Sunday, December 5, 2010

Unpublished Memories

Fifth grade. Maybe sixth. I was in band class.
Band class was in a separate building somewhat perpendicular to the row of classes for first and second grade. I was standing outside of the room, waiting for some reason (for what, I don't recall). I saw a young first grader walk out of his class with a hall pass to go to the bathroom. Like anyone remotely new to public school life, this kid found that he couldn't pass the water fountain without sneaking in a sip. He did so, and then noticed that the knob for the faucet would stay on, unless he manually turned it off (usually, the knob automatically turns as soon as you let it go, hence ending the water pressure). This overjoyed the li'l tyke. I continued to watch.

Then I watched as the boy's posture suddenly jolted to a state of glee with the ecstasy of discovering within himself the birth of a promising idea. The water fountain was positioned only a foot or so away from the door to the boys restroom. So, leaving the fountain on, the boy zestfully sprinted into the bathroom. His game was obvious: would the fountain stay on for the duration of his urination visit? For some reason, it brought joy to the kid to wonder whether the water would stay on while he bathroomed (yep -- just verbed bathroom).

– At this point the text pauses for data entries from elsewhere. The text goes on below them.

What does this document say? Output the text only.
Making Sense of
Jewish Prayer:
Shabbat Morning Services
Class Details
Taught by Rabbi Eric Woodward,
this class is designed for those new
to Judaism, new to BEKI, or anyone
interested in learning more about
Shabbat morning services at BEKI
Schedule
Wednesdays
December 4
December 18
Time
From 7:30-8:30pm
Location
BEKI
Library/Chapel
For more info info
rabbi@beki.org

While the boy was peeing out of sight, I walked to the water fountain, and turned the knob. I thought it was a waste of water. The boy was being careless. How dare he! I, being much older and wiser, saw to it to end his frivolous anti-environment game. As soon as I turned the water off, I returned to my perch so that the lad would be non-the-wiser, thinking that he lost the game by some freak of nature wind or something.

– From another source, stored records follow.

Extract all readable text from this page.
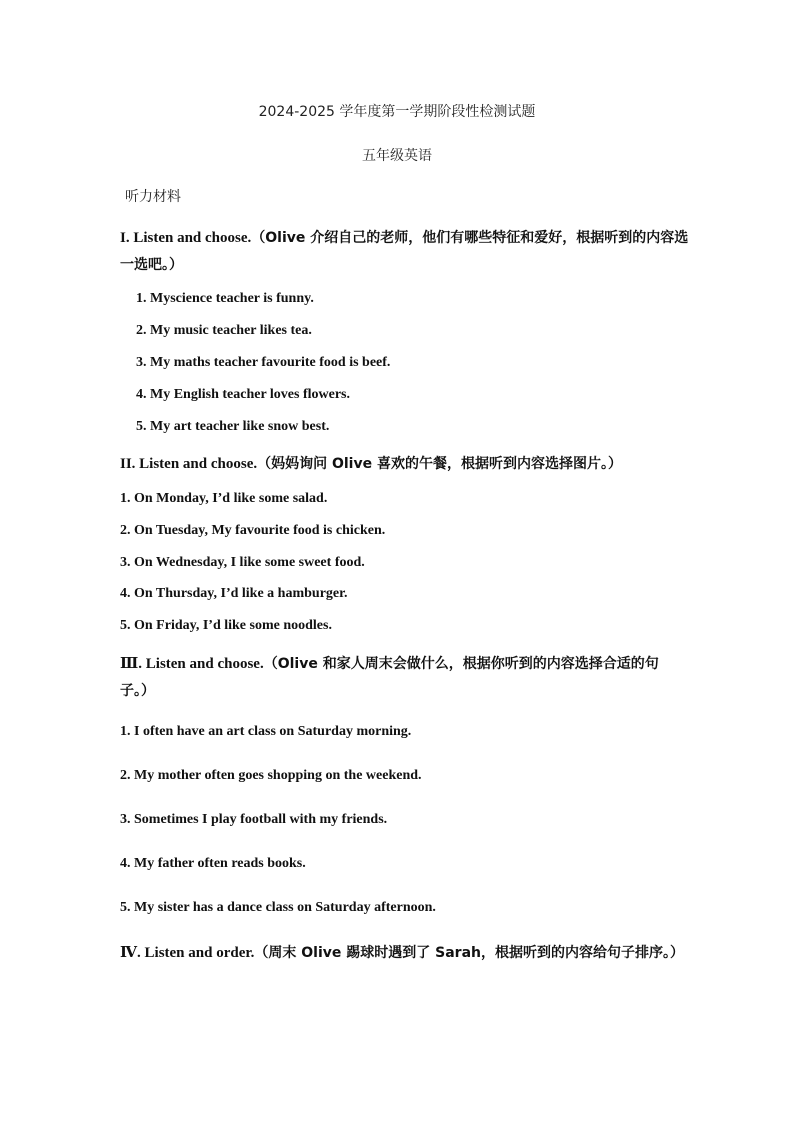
2024-2025 学年度第一学期阶段性检测试题
五年级英语
听力材料
I. Listen and choose.（Olive 介绍自己的老师，他们有哪些特征和爱好，根据听到的内容选一选吧。）
1. Myscience teacher is funny.
2. My music teacher likes tea.
3. My maths teacher favourite food is beef.
4. My English teacher loves flowers.
5. My art teacher like snow best.
II. Listen and choose.（妈妈询问 Olive 喜欢的午餐，根据听到内容选择图片。）
1. On Monday, I’d like some salad.
2. On Tuesday, My favourite food is chicken.
3. On Wednesday, I like some sweet food.
4. On Thursday, I’d like a hamburger.
5. On Friday, I’d like some noodles.
Ⅲ. Listen and choose.（Olive 和家人周末会做什么，根据你听到的内容选择合适的句子。）
1. I often have an art class on Saturday morning.
2. My mother often goes shopping on the weekend.
3. Sometimes I play football with my friends.
4. My father often reads books.
5. My sister has a dance class on Saturday afternoon.
Ⅳ. Listen and order.（周末 Olive 踢球时遇到了 Sarah，根据听到的内容给句子排序。）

I watched from my perch. When the boy came out, he saw that the water had been turned off. His look. His face. It melted.

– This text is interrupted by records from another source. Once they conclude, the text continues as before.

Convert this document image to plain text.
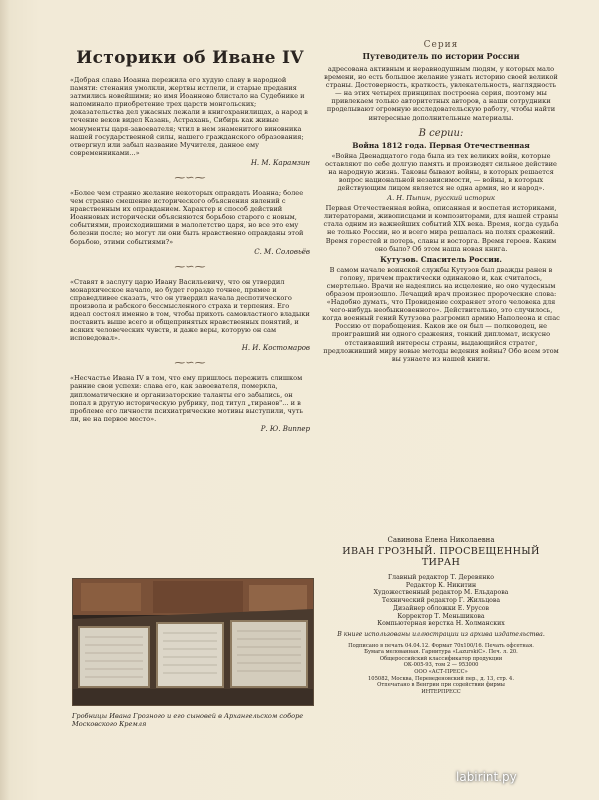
Историки об Иване IV
«Добрая слава Иоанна пережила его худую славу в народной памяти: стенания умолкли, жертвы истлели, и старые предания затмились новейшими; но имя Иоанново блистало на Судебнике и напоминало приобретение трех царств монгольских; доказательства дел ужасных лежали в книгохранилищах, а народ в течение веков видел Казань, Астрахань, Сибирь как живые монументы царя-завоевателя; чтил в нем знаменитого виновника нашей государственной силы, нашего гражданского образования; отвергнул или забыл название Мучителя, данное ему современниками...»
Н. М. Карамзин
⁓∽⁓
«Более чем странно желание некоторых оправдать Иоанна; более чем странно смешение исторического объяснения явлений с нравственным их оправданием. Характер и способ действий Иоанновых исторически объясняются борьбою старого с новым, событиями, происходившими в малолетство царя, но все это ему болезни после; но могут ли они быть нравственно оправданы этой борьбою, этими событиями?»
С. М. Соловьёв
⁓∽⁓
«Ставят в заслугу царю Ивану Васильевичу, что он утвердил монархическое начало, но будет гораздо точнее, прямее и справедливее сказать, что он утвердил начала деспотического произвола и рабского бессмысленного страха и терпения. Его идеал состоял именно в том, чтобы прихоть самовластного владыки поставить выше всего и общепринятых нравственных понятий, и всяких человеческих чувств, и даже веры, которую он сам исповедовал».
Н. И. Костомаров
⁓∽⁓
«Несчастье Ивана IV в том, что ему пришлось пережить слишком ранние свои успехи: слава его, как завоевателя, померкла, дипломатические и организаторские таланты его забылись, он попал в другую историческую рубрику, под титул „тиранов"... и в проблеме его личности психиатрические мотивы выступили, чуть ли, не на первое место».
Р. Ю. Виппер
Гробницы Ивана Грозного и его сыновей в Архангельском соборе Московского Кремля
Серия
Путеводитель по истории России
адресована активным и неравнодушным людям, у которых мало времени, но есть большое желание узнать историю своей великой страны. Достоверность, краткость, увлекательность, наглядность — на этих четырех принципах построена серия, поэтому мы привлекаем только авторитетных авторов, а наши сотрудники проделывают огромную исследовательскую работу, чтобы найти интересные дополнительные материалы.
В серии:
Война 1812 года. Первая Отечественная
«Война Двенадцатого года была из тех великих войн, которые оставляют по себе долгую память и производят сильное действие на народную жизнь. Таковы бывают войны, в которых решается вопрос национальной независимости, — войны, в которых действующим лицом является не одна армия, но и народ».
А. Н. Пыпин, русский историк
Первая Отечественная война, описанная и воспетая историками, литераторами, живописцами и композиторами, для нашей страны стала одним из важнейших событий XIX века. Время, когда судьба не только России, но и всего мира решалась на полях сражений. Время горестей и потерь, славы и восторга. Время героев. Каким оно было? Об этом наша новая книга.
Кутузов. Спаситель России.
В самом начале воинской службы Кутузов был дважды ранен в голову, причем практически одинаково и, как считалось, смертельно. Врачи не надеялись на исцеление, но оно чудесным образом произошло. Лечащий врач произнес пророческие слова: «Надобно думать, что Провидение сохраняет этого человека для чего-нибудь необыкновенного». Действительно, это случилось, когда военный гений Кутузова разгромил армию Наполеона и спас Россию от порабощения. Каков же он был — полководец, не проигравший ни одного сражения, тонкий дипломат, искусно отстаивавший интересы страны, выдающийся стратег, предложивший миру новые методы ведения войны? Обо всем этом вы узнаете из нашей книги.
Савинова Елена Николаевна
ИВАН ГРОЗНЫЙ. ПРОСВЕЩЕННЫЙ ТИРАН
Главный редактор Т. Деревянко
Редактор К. Никитин
Художественный редактор М. Ельдарова
Технический редактор Г. Жильцова
Дизайнер обложки Е. Урусов
Корректор Т. Меньшикова
Компьютерная верстка Н. Холманских
В книге использованы иллюстрации из архива издательства.
Подписано в печать 04.04.12. Формат 70х100/16. Печать офсетная.
Бумага мелованная. Гарнитура «LazurskiC». Печ. л. 20.
Общероссийский классификатор продукции
ОК-005-93, том 2 — 953000
ООО «АСТ-ПРЕСС»
105082, Москва, Переведеновский пер., д. 13, стр. 4.
Отпечатано в Венгрии при содействии фирмы
ИНТЕРПРЕСС
labirint.ру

He looked around as if wounded by the world entire. He didn't cry, but he might as well have. Perhaps he would have sobbed, his face was distorted in the same way that very small children grimace seconds before they howl. But then his eyes caught mine staring back. He saw me not as the harbinger of unfulfilled dreams that I was, but as an older kid. In response, his face stiffened in what I presume was a desire to feign coolness in front of someone much higher in the elementary school food chain.

He walked back to his classroom.

The Class (Entre les murs - 2008) is built off of the same stuff as my memory of that boy. It was a small moment. I'm sure that boy grew up to someone who has no remembrance of the incident... but still, the world is pieced together by little moments, some more jagged than others.

1 comment:

  1. This was kind of depressing. Way to suck the little joys out of that poor kid's life.